I voti contrari dei progressisti sono stati rari e su punti specifici. Per esempio, nella votazione per vietare le importazioni di energia russa, compreso il petrolio, solo due progressive – Cori Bush e Ilhan Omar – hanno votato no. Ilhan Omar ha poi giustificato il voto dicendo che temeva che la sostituzione del petrolio russo con quello proveniente dall’Arabia Saudita rafforzi il regno mediorientale, che ha un bilancio deplorevole in materia di diritti umani e sta conducendo una guerra brutale nello Yemen:
Il nostro problema è che non vogliamo comprare petrolio da un Paese potente che sta conducendo una guerra devastante contro il suo vicino più debole, non vedo proprio l’Arabia Saudita come una soluzione di principio,
ha detto Omar in un’intervista radiofonica a Democracy Now.

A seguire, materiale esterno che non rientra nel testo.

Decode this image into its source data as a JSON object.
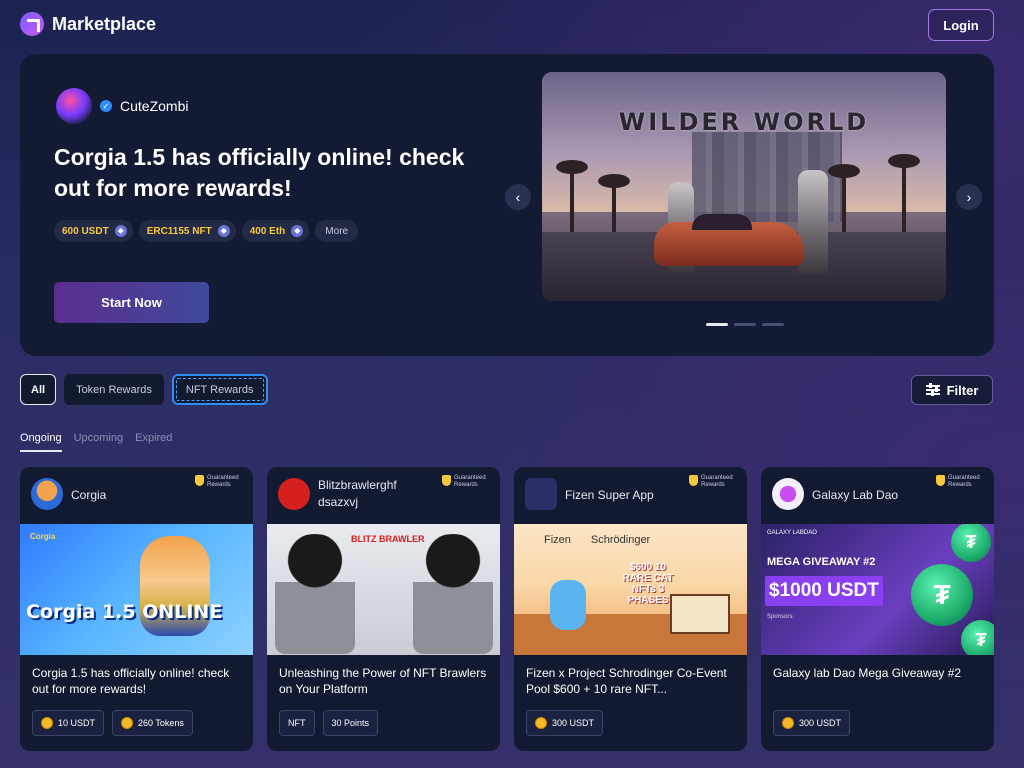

Nella votazione invece su una misura non vincolante a sostegno del sequestro da parte degli Stati Uniti dei beni degli oligarchi russi, Bush, Omar, Alexandria Ocasio-Cortez e Rashida Tlaib si sono uniti a soli quattro repubblicani e la misura è passata per 417 a 8. Ocasio-Cortez ha poi spiegato che il voto contrario dipendeva dal fatto che la proposta di legge avrebbe consentito a Biden di mettere da parte il Quarto Emendamento contro le perquisizioni e i sequestri irragionevoli, dando potenzialmente potere a “futuri presidenti che potrebbero cercare di abusarne”.

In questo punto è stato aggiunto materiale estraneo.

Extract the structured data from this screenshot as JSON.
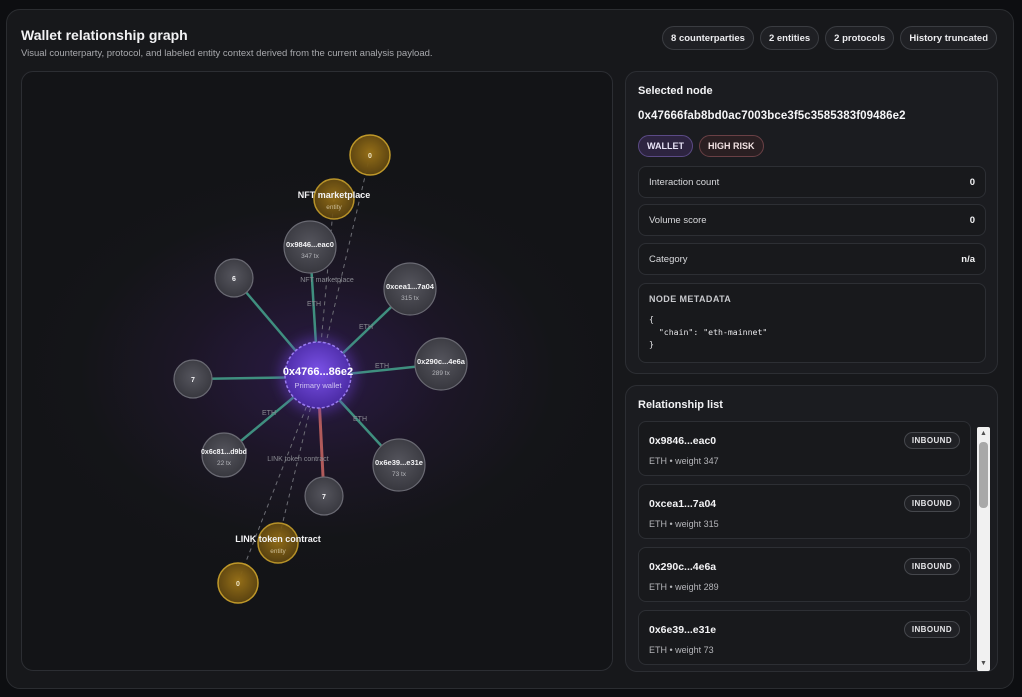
{
  "header": {
    "title": "Wallet relationship graph",
    "subtitle": "Visual counterparty, protocol, and labeled entity context derived from the current analysis payload.",
    "chips": [
      "8 counterparties",
      "2 entities",
      "2 protocols",
      "History truncated"
    ]
  },
  "graph": {
    "center": {
      "label": "0x4766...86e2",
      "sublabel": "Primary wallet"
    },
    "counterparties": [
      {
        "label": "0x9846...eac0",
        "sub": "347 tx"
      },
      {
        "label": "0xcea1...7a04",
        "sub": "315 tx"
      },
      {
        "label": "0x290c...4e6a",
        "sub": "289 tx"
      },
      {
        "label": "0x6e39...e31e",
        "sub": "73 tx"
      },
      {
        "label": "0x6c81...d9bd",
        "sub": "22 tx"
      },
      {
        "label": "7",
        "sub": ""
      },
      {
        "label": "7",
        "sub": ""
      },
      {
        "label": "6",
        "sub": ""
      }
    ],
    "entities": [
      {
        "label": "NFT marketplace",
        "sub": "entity",
        "count": "0"
      },
      {
        "label": "LINK token contract",
        "sub": "entity",
        "count": "0"
      }
    ],
    "edge_labels": [
      "ETH",
      "ETH",
      "ETH",
      "ETH",
      "ETH",
      "NFT marketplace",
      "LINK token contract"
    ]
  },
  "selected": {
    "heading": "Selected node",
    "address": "0x47666fab8bd0ac7003bce3f5c3585383f09486e2",
    "badges": [
      "WALLET",
      "HIGH RISK"
    ],
    "fields": [
      {
        "label": "Interaction count",
        "value": "0"
      },
      {
        "label": "Volume score",
        "value": "0"
      },
      {
        "label": "Category",
        "value": "n/a"
      }
    ],
    "metadata_heading": "NODE METADATA",
    "metadata": "{\n  \"chain\": \"eth-mainnet\"\n}"
  },
  "relationships": {
    "heading": "Relationship list",
    "items": [
      {
        "address": "0x9846...eac0",
        "detail": "ETH • weight 347",
        "direction": "INBOUND"
      },
      {
        "address": "0xcea1...7a04",
        "detail": "ETH • weight 315",
        "direction": "INBOUND"
      },
      {
        "address": "0x290c...4e6a",
        "detail": "ETH • weight 289",
        "direction": "INBOUND"
      },
      {
        "address": "0x6e39...e31e",
        "detail": "ETH • weight 73",
        "direction": "INBOUND"
      }
    ]
  },
  "colors": {
    "edge_eth": "#3f8f7f",
    "edge_risk": "#b05a5a",
    "center_node": "#6a3fd0",
    "entity_node": "#a07a1c",
    "counterparty_node": "#4a4a52"
  }
}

L’unità dei democratici sulla politica da seguire in Ucraina è stata sottolineata anche dal voto della storica deputata californiana Barbara Lee, la sola che aveva espresso l’unico voto contrario alla guerra in Afghanistan all’indomani degli attacchi terroristici dell’11 settembre 2001. Pur invitando il Congresso a recuperare la propria autorità in materia di guerra, la deputata ha esortato i colleghi a sostenere il pacchetto di quaranta miliardi di dollari:
Il popolo ucraino ha bisogno del nostro sostegno per difendere il suo territorio. Ma dobbiamo anche sostenere i loro sforzi per proteggere il loro popolo, la loro economia, il loro stile di vita.
Sin dall’inizio dell’invasione dell’Ucraina da parte della Russia, la maggior parte dei progressisti del Congresso ha in generale mosso poche critiche alla risposta del presidente Joe Biden alla guerra. Poco dopo l’invasione la deputata democratica Pramila Jayapal, che presiede il CPC, aveva dichiarato che il presidente Biden stava facendo “un ottimo lavoro”, aggiungendo:
Personalmente, penso che dovremmo cercare di toglierci di mezzo il più possibile e permettere alla Casa Bianca e alle persone che sono in posizione di negoziazione di fare il loro lavoro.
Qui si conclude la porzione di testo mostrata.